Friday, October 29, 2010

Guest Entry: A short story on Brazil's colonial forests

By: Diogo Cabral

Are there any positive aspects of deforestation? Well, since humanity spent most of its time on Earth devastating forests, there must be! Historians tends to be very careful when judging past human actions. Indeed, for pre-modern humans, the forest had to be used. We can imagine the astonishment with which those men and women would react to the idea of preserving the forest. With the exception of a tiny intellectual elite – in fact, only a small portion within that elite – the conversion of forest was not seen as something bad.

Most people conceived of clearing and burning the forest as the inevitable progress of the great human "home". Snakes, scorpions, spiders, mosquitoes, fleas, ticks, ants and other forest dwellers can be just minor annoyances when one has nylon tents, rubber boots, mosquito repellent, and antidotes to poisons; but not when one’s only weapons are scythes, firebrands and the faith in the Creator. Clearing the forest was not necessarily "destruction", but a natural transition from a dark, messy and dangerous space to a lighted, orderly and reliable place.

In fact, when one speaks of forest destruction or degradation, one misses much of the bigger picture. The “declensionist narrative” – as it is known in the historiographical community – flows in an one-way street: this kind of account tells the story of the decaying forest or that the forest environment was devastated but misses the wider implications. More fruitful is to view deforestation as a two-way street or, to use more philosophical terms, as a dialectical process.

Deforestation is not only an effect suffered by the forest because the deforesters themselves change along the way; conceptions about nature and abundance were transformed; techniques were modified and capital was created; cultural identities and boundaries were recreated; social inequalities were softened or hardened; the world, after all, is hardly the same after deforestation. This is not to say that nothing bad stemmed from past deforestation or that “this is the way things had to happen”. The environmental-dialectical vantage point only stresses that historical events do not occur in isolation but in networks or totalities. It's a more comprehensive approach to write history.

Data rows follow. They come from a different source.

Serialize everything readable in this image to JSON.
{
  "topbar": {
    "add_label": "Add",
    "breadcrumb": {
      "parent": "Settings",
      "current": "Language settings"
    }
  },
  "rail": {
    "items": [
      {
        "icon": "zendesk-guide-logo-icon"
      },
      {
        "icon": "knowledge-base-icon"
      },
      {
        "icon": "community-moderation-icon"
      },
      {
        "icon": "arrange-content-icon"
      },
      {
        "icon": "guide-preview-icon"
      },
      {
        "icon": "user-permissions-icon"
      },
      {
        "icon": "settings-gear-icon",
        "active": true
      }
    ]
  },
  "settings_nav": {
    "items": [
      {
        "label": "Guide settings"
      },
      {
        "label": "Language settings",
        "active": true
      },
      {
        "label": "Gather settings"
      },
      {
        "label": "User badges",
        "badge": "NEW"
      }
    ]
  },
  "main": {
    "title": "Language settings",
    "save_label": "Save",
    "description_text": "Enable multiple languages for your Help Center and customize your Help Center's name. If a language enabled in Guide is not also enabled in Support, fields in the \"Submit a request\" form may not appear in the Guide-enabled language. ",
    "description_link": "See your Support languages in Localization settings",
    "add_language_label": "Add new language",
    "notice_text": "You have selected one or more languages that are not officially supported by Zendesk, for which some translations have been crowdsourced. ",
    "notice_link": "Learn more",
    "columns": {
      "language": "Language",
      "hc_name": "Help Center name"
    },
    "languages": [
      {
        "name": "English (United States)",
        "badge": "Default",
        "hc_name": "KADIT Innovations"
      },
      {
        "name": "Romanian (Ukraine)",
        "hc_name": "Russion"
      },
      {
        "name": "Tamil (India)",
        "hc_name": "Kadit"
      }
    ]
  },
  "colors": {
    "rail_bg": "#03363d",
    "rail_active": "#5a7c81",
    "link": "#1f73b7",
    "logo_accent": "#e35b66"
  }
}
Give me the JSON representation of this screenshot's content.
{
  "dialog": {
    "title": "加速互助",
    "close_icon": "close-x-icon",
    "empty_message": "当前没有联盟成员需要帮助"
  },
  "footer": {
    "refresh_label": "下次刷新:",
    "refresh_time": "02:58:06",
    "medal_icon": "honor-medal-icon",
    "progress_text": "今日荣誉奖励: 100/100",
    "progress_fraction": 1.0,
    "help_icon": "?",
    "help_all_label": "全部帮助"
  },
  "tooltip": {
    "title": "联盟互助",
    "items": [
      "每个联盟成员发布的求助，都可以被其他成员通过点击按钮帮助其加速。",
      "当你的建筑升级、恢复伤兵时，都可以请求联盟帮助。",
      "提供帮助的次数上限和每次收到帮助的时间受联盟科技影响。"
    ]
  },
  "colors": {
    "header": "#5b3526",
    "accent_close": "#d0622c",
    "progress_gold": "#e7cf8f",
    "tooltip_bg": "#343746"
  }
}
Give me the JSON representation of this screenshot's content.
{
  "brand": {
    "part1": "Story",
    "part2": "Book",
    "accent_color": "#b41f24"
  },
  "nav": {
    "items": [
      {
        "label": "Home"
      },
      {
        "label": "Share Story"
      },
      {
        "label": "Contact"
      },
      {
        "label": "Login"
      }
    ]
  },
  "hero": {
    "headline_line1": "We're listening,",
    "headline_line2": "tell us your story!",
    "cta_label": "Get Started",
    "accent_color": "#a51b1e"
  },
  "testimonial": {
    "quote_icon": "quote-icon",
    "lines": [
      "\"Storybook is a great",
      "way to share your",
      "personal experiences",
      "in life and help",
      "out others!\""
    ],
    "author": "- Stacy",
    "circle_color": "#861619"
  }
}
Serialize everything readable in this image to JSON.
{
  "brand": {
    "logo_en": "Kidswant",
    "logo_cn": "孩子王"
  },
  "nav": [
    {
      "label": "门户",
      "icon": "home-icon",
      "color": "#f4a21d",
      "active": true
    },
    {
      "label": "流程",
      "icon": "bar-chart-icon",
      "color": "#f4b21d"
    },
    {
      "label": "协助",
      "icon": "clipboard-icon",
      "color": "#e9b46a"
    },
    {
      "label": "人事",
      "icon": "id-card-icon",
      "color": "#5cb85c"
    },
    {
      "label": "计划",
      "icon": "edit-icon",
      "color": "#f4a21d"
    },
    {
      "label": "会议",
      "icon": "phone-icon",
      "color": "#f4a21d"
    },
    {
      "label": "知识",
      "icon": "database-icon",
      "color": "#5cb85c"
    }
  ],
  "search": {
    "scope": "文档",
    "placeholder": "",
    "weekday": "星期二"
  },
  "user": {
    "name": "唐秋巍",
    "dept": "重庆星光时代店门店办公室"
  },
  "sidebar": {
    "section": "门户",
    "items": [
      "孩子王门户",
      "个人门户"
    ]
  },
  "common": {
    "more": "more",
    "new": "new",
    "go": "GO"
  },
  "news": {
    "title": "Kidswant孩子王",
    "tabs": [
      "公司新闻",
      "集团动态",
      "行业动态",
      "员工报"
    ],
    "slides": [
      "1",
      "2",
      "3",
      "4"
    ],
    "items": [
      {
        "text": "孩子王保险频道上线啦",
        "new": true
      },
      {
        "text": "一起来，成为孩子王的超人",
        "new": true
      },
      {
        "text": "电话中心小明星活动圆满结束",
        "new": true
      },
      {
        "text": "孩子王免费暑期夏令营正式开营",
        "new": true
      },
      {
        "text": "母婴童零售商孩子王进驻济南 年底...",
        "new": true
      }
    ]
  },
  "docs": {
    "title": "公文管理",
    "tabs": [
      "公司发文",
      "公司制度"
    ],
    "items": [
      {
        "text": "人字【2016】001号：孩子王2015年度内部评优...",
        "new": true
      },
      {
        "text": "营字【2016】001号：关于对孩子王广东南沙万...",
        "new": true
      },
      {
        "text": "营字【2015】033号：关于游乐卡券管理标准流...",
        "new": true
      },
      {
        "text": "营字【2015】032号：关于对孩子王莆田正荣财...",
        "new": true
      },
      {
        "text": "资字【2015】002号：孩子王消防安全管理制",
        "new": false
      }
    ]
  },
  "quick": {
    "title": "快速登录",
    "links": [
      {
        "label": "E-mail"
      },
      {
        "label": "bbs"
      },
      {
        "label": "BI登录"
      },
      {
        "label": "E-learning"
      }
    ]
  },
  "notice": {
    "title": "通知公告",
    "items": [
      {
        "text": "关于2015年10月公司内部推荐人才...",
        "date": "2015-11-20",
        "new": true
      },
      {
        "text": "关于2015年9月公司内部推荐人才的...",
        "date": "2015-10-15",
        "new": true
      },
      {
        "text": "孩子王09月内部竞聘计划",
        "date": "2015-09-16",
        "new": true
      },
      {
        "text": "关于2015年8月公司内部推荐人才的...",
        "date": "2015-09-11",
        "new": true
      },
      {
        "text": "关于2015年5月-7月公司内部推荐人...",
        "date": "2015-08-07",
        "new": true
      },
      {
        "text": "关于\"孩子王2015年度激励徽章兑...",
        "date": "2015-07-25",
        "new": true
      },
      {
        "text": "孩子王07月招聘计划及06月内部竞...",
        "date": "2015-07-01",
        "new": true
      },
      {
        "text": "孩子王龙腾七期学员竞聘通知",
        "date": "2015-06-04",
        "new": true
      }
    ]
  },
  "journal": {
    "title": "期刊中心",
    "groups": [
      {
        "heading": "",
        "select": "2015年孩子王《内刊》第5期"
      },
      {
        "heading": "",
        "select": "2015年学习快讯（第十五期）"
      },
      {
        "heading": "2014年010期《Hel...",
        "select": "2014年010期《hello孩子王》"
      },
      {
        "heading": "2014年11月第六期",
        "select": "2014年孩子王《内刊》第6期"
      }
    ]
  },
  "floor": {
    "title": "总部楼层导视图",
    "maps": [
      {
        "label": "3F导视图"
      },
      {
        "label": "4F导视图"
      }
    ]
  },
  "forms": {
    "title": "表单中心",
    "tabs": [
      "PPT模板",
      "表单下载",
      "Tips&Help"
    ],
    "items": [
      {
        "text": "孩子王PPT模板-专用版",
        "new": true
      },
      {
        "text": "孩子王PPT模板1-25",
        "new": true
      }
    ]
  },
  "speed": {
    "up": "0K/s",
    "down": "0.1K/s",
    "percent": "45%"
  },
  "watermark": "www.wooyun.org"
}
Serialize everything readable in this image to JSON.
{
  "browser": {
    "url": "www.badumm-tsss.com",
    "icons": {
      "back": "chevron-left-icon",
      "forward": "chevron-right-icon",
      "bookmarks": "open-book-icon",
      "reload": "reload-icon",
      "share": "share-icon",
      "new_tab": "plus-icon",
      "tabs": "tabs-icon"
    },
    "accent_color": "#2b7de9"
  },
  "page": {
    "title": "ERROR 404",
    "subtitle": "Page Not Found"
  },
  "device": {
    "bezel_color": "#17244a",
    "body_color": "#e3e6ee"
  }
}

This conception can help us understand more completely the implications of different uses of the forest in the past. Of special importance is the study of the fortunes of the forests of less developed countries like Brazil. “Deforestation is a tragedy”, wrote the American historian Shawn Miller, “deforestation is an unmitigated disaster if little or no benefit is taken in the process”. He was referring to the process of economic appropriation of Brazil’s coastal forests. Unlike the United States or Canada, Brazil did not develop a vibrant timber industry in the colonial period. Most of the tropical rain forest was burned and not timbered. Colonists burned the woods to obtain biomass ashes, a powerful fertilizer for the soil. In fact they obtained huge profits raising sugarcane using this method.

At the end of eighteenth century, the Portuguese America, with half the settled area of British America, exported roughly the same value in commodities. The problem – although not a problem to the colonists themselves at the time – is that sugar plantations generated less economic linkages (or development) than timber exploitation. Because of the gigantic land lots, only the later sugar plantations were driven to market to obtain firewood. So small demand did not encourage competition and entrepreneurship in the timber sector. So capital investment and technological advancement in the milling industry were not present. So the production of iron – an indispensable raw material to the building of sawmills – was not encouraged inside the colony. And so on.

It must be said, however, that the small commercial harnessing of the Brazilian timber was not only due to the workings of sugar plantations. The forest itself posed serious difficulties to the establishment of a staple timber economy. The main problem was that, unlike temperate hardwoods and conifers, tropical hardwood species are pretty much scattered across the landscape. It is very difficult to find a cluster of, let’s say, rosewood. An all extractive economy, by definition, is built on a homogeneous basis of natural resources. In fact, all early modern extractive economies were organized upon large spatial concentrations of resources: animal skins, fish, wood and all kinds of "spice".

Standard products are especially important in international timber markets where demand in most cases is for very specific uses. Ironically, because of their greater wealth, the forests of the tropics provided very little incentive to commercial exploitation on a large scale.

Diogo Cabral is a visiting PhD student in Environmental History at UBC. He is visiting from the Universidade Federal do Rio de Janeiro in Brazil.